There is, of course, the flipside explains Howard and that is changing programs and diets too quickly to avoid plateauing. Too often gym-goers fall for the traps of ‘New’ workouts that will improve muscle mass or get you shredded and don’t give their current program enough time to have the effects. There’s a reason why the programs you get from your PT or online are a minimum of six weeks, often lasting much longer. In fact, Sustainable Trainer recommends 12 weeks as a minimum if results are the true goal but many programs are between 6-10 weeks in their duration.

So how do you bust out of a plateau? A simple diagram by Instagram account Diet & Exercises suggests its as simple as eating more protein, changing your reps, training select body parts more often and never giving up. The reality is naturally a little more complicated, fitness can never just be easy, can it.

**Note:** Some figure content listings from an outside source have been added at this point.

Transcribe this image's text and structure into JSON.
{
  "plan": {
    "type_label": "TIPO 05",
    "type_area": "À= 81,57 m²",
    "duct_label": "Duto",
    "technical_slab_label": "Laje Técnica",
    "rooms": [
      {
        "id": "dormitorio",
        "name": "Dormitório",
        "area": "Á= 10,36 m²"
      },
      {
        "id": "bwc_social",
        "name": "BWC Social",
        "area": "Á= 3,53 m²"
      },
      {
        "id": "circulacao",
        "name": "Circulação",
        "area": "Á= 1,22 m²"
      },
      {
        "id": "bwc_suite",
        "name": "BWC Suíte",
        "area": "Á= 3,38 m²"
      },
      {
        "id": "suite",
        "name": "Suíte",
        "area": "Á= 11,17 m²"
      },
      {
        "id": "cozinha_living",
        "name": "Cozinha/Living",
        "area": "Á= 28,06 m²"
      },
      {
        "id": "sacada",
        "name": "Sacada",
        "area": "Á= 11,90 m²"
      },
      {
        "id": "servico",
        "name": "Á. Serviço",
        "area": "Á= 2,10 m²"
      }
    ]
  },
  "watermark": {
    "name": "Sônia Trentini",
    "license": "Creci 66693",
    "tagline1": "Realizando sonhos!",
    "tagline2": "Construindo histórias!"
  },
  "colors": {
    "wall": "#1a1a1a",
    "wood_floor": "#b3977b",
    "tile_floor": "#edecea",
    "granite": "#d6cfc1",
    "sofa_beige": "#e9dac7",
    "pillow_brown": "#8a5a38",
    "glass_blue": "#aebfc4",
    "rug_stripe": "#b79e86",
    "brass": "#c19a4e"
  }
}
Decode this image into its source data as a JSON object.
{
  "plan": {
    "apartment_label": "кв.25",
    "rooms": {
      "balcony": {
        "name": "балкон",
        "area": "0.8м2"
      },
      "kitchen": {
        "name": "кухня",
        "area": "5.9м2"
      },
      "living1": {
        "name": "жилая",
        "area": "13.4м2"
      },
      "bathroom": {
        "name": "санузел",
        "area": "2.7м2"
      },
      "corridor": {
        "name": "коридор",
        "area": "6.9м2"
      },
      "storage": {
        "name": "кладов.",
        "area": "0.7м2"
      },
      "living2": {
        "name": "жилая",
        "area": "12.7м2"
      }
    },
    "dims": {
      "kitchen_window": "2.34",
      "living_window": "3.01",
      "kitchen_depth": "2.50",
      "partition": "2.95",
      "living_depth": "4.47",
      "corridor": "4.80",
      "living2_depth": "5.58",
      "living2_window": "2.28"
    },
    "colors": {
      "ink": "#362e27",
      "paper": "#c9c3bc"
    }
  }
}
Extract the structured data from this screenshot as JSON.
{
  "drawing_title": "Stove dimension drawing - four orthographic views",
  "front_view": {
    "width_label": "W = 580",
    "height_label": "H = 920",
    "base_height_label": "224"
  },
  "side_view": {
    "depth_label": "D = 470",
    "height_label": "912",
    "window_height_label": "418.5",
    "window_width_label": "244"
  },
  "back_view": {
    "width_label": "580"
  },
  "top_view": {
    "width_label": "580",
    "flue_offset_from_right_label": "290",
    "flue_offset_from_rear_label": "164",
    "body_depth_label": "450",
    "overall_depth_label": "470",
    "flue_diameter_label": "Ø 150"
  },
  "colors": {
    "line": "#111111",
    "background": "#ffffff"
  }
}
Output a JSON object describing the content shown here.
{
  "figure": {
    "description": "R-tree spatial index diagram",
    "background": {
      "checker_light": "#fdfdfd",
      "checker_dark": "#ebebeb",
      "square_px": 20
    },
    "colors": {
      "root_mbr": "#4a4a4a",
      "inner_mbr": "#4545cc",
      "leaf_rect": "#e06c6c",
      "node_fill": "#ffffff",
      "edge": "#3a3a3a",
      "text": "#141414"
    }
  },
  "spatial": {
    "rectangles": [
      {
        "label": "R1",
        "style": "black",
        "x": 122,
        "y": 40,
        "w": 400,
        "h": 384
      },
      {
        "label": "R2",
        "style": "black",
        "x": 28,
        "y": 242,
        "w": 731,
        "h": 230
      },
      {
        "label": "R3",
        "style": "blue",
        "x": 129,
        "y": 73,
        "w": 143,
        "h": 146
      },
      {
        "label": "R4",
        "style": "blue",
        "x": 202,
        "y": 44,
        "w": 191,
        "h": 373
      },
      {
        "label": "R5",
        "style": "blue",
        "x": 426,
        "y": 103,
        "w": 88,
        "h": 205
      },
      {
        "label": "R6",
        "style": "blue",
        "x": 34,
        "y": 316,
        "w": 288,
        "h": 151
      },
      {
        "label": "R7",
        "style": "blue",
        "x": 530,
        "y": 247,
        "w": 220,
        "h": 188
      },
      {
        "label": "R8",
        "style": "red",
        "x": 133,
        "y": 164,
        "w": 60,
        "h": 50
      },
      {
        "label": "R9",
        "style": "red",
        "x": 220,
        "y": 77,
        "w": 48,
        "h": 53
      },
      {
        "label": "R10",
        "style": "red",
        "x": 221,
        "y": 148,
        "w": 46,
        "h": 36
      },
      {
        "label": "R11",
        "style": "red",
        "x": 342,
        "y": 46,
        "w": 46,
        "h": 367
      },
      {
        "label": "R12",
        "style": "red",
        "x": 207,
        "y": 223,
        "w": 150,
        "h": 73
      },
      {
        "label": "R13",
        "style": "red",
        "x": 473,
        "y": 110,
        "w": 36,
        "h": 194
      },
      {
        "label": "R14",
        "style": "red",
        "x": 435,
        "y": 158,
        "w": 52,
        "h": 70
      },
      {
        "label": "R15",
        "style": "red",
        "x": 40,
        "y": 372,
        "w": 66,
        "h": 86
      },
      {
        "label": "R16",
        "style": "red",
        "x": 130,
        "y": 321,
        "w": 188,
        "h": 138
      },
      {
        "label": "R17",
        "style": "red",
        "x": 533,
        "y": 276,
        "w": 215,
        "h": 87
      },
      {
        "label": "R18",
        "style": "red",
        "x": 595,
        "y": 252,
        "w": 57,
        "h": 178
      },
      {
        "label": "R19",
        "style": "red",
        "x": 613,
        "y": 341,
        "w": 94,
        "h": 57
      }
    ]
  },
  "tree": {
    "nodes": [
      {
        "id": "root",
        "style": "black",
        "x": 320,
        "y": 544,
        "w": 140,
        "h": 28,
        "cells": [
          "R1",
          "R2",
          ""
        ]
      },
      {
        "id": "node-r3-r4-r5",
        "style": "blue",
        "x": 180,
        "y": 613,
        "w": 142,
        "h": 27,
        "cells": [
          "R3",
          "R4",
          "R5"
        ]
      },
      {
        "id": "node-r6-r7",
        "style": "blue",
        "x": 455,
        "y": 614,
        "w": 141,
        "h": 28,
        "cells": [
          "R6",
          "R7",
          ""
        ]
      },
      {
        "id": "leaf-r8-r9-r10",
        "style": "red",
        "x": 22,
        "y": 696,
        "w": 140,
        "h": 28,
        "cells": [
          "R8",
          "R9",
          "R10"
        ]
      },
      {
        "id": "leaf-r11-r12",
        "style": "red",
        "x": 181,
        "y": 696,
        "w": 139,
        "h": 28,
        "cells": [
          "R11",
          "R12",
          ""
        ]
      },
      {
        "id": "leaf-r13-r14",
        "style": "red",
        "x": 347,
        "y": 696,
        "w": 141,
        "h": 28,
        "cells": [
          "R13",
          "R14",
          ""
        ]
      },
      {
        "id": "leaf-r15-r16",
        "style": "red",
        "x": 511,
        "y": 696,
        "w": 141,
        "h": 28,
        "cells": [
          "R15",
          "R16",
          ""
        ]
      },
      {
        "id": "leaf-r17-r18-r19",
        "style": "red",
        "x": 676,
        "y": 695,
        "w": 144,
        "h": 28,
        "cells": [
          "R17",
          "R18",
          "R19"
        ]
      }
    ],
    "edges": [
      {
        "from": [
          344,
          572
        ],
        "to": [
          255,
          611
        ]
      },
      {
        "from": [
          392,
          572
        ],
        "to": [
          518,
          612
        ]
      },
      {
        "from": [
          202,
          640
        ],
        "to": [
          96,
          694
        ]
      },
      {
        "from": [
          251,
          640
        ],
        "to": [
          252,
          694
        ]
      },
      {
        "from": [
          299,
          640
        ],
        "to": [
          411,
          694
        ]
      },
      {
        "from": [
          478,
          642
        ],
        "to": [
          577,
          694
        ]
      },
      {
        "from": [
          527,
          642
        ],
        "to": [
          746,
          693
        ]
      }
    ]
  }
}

This may seem to fly in the face of your workout goals but take a break, take an entire week off. Rest, refuel and just take the time off that you need before diving back in. When you do dive right back in consider adding some variety to your workouts suggests personal trainer Joey Vailancourt who offers up a few different training techniques to get back into it.

  1. Post-Failure Overloading Method: Once you hit failures on your reps, place the weight down, rest for 30 seconds and then try to bang out a few more reps. It may only be a couple but it tricks the body into doing a bit more work.
  2. Drop Sets: Drop weights after reaching failure on your last set of exercises and continue with a few more reps.
  3. ‘New School Superset’: Create a superset with two different exercises of no more than 12 reps combined, either activate same muscle groups in both or chose two opposing groups
  4. Change your rep range: If you have been doing straight sets of say 4×12 then change it up, maybe make it more sets with fewer reps or the other way. But change up something to keep the body guessing.

Above all else, listen to your body and keep going. Don’t be dishearten when you don’t immediately see results, stick with the program and if you find yourself plateauing then switch it up.